Saturday, April 21, 2012

Training Food

It's happened, finally.  I've accepted the fact that I'm in training.  I was resisting for a long time, telling myself that I was just exercising.  And though I have not yet chosen a race, I have resigned to train for it.  With that comes early, really freakin' early, mornings, TONS of laundry, lots of planning ahead, texting of training buddies, and with it also has to come my food choices.  So here they are: just one week's worth of protein packed, smart carb-full, very veggie meals.  By the way, they're also very tasty.  Try 'em.  Even if you're not in training.
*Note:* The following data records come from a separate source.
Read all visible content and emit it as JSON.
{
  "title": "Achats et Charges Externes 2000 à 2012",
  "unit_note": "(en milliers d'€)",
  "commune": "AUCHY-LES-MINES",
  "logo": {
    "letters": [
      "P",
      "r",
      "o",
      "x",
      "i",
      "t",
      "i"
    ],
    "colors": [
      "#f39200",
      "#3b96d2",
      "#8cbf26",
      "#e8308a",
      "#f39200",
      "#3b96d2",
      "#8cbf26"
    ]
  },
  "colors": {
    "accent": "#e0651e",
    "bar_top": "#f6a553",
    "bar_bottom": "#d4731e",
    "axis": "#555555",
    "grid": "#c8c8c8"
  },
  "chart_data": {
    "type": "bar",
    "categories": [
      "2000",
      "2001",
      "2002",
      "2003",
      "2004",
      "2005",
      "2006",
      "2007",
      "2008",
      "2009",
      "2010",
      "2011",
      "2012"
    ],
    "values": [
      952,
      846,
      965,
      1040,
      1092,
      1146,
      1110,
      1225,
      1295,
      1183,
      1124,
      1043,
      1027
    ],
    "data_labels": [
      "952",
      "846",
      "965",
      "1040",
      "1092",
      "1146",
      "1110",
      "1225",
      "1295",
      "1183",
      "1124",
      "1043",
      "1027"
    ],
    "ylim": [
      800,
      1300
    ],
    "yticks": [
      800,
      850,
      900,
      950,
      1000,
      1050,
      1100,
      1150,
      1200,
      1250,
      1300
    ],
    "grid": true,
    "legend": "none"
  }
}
Sunday:  Bruschetta Chicken, Steamed Brown Rice, Roasted Cauliflower

Bruschetta Chicken

6 med. roma tomatoes, seeded and chopped
1/4 cup finely chipped fresh basil leaves
1/2 t. sea salt
3 cloves fresh garlic, minced
1 T. balsamic vinegar
1/4 t. black pepper
1 T. olive oil

1 T. chopped fresh oregeno
1 T. chopped fresh basil
1/2 t. chopped fresh thyme
1 t. chopped fresh italian parsley
2 T. lemon juice
2 T. balsamic vinegar
1 T. olive oil
1/2 t. garlic powder
1/2 t. black pepper
1/4 t. sea salt
4 skinless, boneless chicken breasts

1. For topping, combine all ingredients in a medium bowl.  Cover and chill in refrigerator until ready to serve.

2. For chicken, combine all ingredients in a large zip top plastic bag.  Shake to distribute well, seal, and marinate in refrigerator for at least one hour.

3. Preheat oven to 350.

4. Remove chciken from bag; discard marinade

5. Place chicken in glass baking dish.  Cover with foil and place in oven for 30-40 min, or until chicken is thoroughly cooked.

6. Serve with salsa on top; garnish with fresh basil leaves.

Monday:  Kathy Smith's Crispy Oven-Baked Chicken, steamed pea pods, Herbed Quinoa

Tuesday: Healthy Pancakes, fresh berries, turkey bacon

1 1/2 cups whole wheat pastry flour
2 eggs, lightly beaten
1/4 canola oil
2 cups low fat milk
2 tsp baking soda
1/2 cup wheat germ

In med. bowl, mix eggs with oil and milk.

Stir in baking soda, wheat germ, and flour; mix until blended.

Heat a lightly oiled griddle or frying pan over med. high heat.  Pour or scoop batter onto the griddle.  Brown on both sides, turning once.

Use fresh fruit or a small amount of pure maple syrup, honey, or molasses as a topping.  Opt not for pancake syrup.  

Wednesday: Grilled Salmon, Spicy Green Beans and Kale, roasted beets

Thursday: Stuffed Bell Peppers

Stuffed Bell Peppers

2 large red bell peppers
sea salt and pepper, to taste
1 t. olive oil
1/2 yellow onion, diced
1 clove garlic, minced
1 cup water
8 oz organic tempeh, crumbled
1/2 can fire roasted diced tomatoes
2 T. raw pine nuts
1 C. cooked brown rice
1 T. freshly chopped parsley
1 T. freshly chopped basil
1 T. raisins

Preheat oven to 375.

Halve peppers lengthwise, leaving stems intact.  Scoop out seeds and place cut side up in a shallow baking dish.  Sprinkle with salt and pepper.  Bake for about 15 minutes, or until they're soft but retain their shape.

Put 1 cup of water on to boil in a small pan.

While peppers are baking and water is boiling, heat olive oil in a large skillet over medium heat and saute onion and garlic until soft.

Add tempeh, tomatoes, and pine nuts to skillet and saute about 5-7 minutes.

Stir in Rice, parsley, basil, and raisins.  Remove from heat and season with bit more salt and pepper

Spoon mixture into peppers in the baking pan.  Pour just enough boiling water around pepper to touch the base of each so they won't burn in the oven.

Bake 15 minutes.

Friday: Peppered Flank Steak with Salsa, Asparagus Blue Cheese Salad, Roasted Klondike Potatoes

Asparagus Blue Cheese Salad
1 lb fresh asparagus
8 red leaf lettuce leaves
1/4 c. fresh lemon juice
3 T. fat free raspberry vinaigrette
2 oz. crumbled blue cheese

Cut off fibrous ends of asparagus spears.  Lightly steam spears and cut into one inch pieces.

Chop or shred lettuce leaves.

Combine asparagus, lettuce, lemon juice, and raspberry vinaigrette in large salad bowl.

Top with crumbled blue cheese and serve.